The Color of the Land

The land has many colors.  Reds, oranges, tans, whites, and greys tend to predominate in terms of rock colors.  Which colors are most prevalent in a given location varies widely across the world, and even from one place to another within a given state.  Similar land features in different areas can appear vastly different in color and shape.
Capitol Reef National Park, Utah

For example, take the main features of Grand Teton and Capitol Reef National Parks.  The Teton Range of the Rocky Mountains is the main geologic feature of Grand Teton, while the main geologic feature of Capitol Reef is the Waterpocket Fold.  Both are relative narrow (east-west) but long (north-south) ranges formed from uplift.

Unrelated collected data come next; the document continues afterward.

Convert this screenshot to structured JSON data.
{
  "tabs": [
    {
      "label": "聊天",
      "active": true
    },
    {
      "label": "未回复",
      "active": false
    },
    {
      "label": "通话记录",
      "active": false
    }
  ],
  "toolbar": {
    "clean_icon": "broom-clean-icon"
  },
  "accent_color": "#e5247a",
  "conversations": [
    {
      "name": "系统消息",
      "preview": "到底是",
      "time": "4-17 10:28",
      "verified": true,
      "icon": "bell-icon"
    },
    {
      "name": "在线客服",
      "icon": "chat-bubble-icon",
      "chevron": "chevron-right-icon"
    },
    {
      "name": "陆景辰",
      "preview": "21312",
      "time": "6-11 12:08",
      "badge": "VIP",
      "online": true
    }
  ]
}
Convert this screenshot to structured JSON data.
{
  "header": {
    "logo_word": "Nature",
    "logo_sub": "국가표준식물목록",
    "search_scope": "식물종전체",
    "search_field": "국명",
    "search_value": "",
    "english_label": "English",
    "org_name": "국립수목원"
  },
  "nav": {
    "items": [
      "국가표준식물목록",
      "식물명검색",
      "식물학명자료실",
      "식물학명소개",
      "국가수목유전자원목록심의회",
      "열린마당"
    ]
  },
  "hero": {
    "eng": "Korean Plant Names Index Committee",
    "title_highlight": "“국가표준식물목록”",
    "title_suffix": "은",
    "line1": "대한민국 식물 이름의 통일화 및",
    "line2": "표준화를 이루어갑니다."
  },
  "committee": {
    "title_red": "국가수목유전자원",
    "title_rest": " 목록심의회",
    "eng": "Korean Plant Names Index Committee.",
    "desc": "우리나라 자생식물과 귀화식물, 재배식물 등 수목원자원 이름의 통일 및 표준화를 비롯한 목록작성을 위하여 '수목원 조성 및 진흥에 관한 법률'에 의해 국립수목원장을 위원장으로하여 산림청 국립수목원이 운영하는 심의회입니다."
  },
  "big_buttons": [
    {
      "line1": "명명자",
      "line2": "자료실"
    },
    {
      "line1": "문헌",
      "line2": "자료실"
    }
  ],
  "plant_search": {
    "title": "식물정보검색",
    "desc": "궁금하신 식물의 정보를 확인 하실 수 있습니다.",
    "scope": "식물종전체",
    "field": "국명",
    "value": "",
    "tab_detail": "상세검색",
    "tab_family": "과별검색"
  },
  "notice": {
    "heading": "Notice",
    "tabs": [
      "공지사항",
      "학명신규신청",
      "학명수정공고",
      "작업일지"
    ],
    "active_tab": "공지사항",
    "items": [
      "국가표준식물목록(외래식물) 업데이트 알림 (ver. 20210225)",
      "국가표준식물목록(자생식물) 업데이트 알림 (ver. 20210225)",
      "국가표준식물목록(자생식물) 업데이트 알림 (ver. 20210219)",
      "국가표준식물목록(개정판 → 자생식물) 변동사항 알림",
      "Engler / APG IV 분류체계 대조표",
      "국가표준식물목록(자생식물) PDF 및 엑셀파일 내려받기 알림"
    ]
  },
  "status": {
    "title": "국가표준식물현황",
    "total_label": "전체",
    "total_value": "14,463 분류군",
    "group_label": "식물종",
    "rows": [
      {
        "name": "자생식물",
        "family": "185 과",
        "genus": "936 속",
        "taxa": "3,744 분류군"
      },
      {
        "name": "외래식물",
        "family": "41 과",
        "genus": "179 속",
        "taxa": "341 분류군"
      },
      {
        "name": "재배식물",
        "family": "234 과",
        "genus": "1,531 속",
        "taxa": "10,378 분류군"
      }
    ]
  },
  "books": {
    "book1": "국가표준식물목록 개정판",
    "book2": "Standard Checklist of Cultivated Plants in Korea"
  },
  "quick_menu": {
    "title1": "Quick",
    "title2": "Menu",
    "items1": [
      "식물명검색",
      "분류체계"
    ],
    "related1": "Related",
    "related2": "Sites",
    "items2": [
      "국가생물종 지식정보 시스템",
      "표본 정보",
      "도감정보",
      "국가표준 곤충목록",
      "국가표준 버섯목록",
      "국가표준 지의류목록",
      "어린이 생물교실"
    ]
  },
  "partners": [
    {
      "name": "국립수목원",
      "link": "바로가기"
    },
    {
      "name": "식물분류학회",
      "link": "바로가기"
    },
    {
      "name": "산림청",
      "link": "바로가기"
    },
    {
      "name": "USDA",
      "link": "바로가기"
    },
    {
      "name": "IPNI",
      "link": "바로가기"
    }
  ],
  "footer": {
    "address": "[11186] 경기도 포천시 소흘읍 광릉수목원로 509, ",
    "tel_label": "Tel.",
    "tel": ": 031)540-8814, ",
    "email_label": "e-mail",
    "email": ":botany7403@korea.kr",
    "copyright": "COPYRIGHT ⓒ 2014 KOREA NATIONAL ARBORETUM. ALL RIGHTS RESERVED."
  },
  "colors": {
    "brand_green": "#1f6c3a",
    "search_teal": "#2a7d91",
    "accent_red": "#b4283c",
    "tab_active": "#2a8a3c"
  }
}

Teton Range, Grand Teton National Park, Wyoming


When viewed in cross-section, average elevation in both follows a sawtooth shape, being quite asymmetrical; the crest of the Tetons is near the eastern edge of the range, with the crest of the Waterpocket Fold lies along the extreme western edge.  As can be seen in the photographs accompanying this post, they look nothing alike.  Partially, this is because the Tetons have been subjected to extensive glaciation, carving them into the jagged range you see today.


Closer view of the Waterpocket Fold in Capitol Reef National Park

But color is another factor.  The Tetons are largely in shades of gray (and white where the snow lingers) from the bedrock that composes them.  Specifically, the rock of the Tetons is largely gray granite with some black diabase dikes.

The west face of the Waterpocket Fold appears as bands of tan, white, and red from its layers of sedimentary rocks.  The sandstone is generally tan, but may be red if iron was present, while the limestone is the white band; a very pale, almost white, sandstone forms the uppermost layer here.  The Waterpocket Fold is far older, originating with the Circle Cliffs Upwarp during the Laramide orogeny at least 35 million years ago, while the Tetons are only about 9 million years old.  As sedimentary rock overlays bedrock, clearly mere age is not the reason for the difference.

The effects of glaciation can be emulated well enough via erosion algorithms.  Colors, on the other hand, need another source.  Some sort of virtual stratigraphy seems like the answer, but ideally it would involve neither large computational or storage requirements.  Perhaps a fixed, one-dimensional table representing the stratigraphy, with a coarse map generated via Perlin noise indicating for a given point where in the stratigraphy table the local base elevation is to be found (with minor perturbation, perhaps?).  I'm not sure yet, but it is definitely something to think upon.